FDA denies your Petition at this juncture because the information that you have placed before the Agency makes your patent use code for ‘130 patent uninterpretable . . . . FDA . . . requests that Depomed submit a new patent declaration form (Form FDA 3542) for the ‘130 patent, consistent with this response, within 15 calendar days from the date of this response.  If Depomed fails to submit an interpretable use code on the requested Form FDA 3542 within this timeframe, FDA will revert to the last interpretable patent use code submitted for the ‘130 patent, which is the use code submitted before Depomed’s September 2015 revisions.

Apparently Depomed never responded to FDA, and earlier this month FDA carried through with its threat to revert back to the U-1276 patent use code.

What effect the change in patent use code might have in the long-run remains to be seen. In September 2016, Depomed prevailed in district court patent infringement litigation against three ANDA applicants (see Depomed, Inc. v. Actavis Inc., et al., Case No. 2:13-cv-4507 (D. N.J.)), potentially delaying ANDA approval until late 2025. In an Order issued in that case, the court enjoined the ANDA applicants from launching their generic Tapentadol HCL drug products.  One ANDA applicant has already appealed the ruling to the U.S. Court of Appeals for the Federal Circuit.
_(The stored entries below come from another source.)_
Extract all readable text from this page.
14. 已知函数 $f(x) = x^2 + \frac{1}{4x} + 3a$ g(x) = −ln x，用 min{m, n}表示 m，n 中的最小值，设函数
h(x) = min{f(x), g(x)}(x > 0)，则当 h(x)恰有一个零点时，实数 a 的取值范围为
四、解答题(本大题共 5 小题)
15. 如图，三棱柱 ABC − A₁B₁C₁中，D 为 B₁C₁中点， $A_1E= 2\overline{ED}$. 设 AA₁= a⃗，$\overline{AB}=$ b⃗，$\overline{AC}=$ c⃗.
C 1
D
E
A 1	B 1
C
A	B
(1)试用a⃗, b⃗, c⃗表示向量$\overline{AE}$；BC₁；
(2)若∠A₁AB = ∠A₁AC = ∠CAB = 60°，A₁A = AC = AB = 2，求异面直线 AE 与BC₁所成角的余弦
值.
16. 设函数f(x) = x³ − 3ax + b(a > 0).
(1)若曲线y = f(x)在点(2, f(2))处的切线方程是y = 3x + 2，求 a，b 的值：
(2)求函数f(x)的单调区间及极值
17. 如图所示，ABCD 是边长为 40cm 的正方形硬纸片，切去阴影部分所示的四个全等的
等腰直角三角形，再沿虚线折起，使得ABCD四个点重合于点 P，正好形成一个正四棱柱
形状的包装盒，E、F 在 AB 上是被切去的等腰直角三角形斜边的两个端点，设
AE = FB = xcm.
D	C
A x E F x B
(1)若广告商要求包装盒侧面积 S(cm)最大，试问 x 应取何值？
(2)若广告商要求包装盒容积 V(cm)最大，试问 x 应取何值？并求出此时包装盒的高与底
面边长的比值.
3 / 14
One potential short-term effect of the patent use code change, however, might be to moot a counterclaim filed by ANDA applicant Actavis Inc. (“Actavis”). That counterclaim was initially filed by Actavis in a separate patent infringement action (Case No. 15-cv-6797 (D. N.J.)) pursuant to FDC Act §505(j)(5)(C)(ii)(I) seeking “an Order requiring Depomed to immediately request the FDA to correct the Orange Book use code for the ‘130 patent from U-1739 to U-1276.”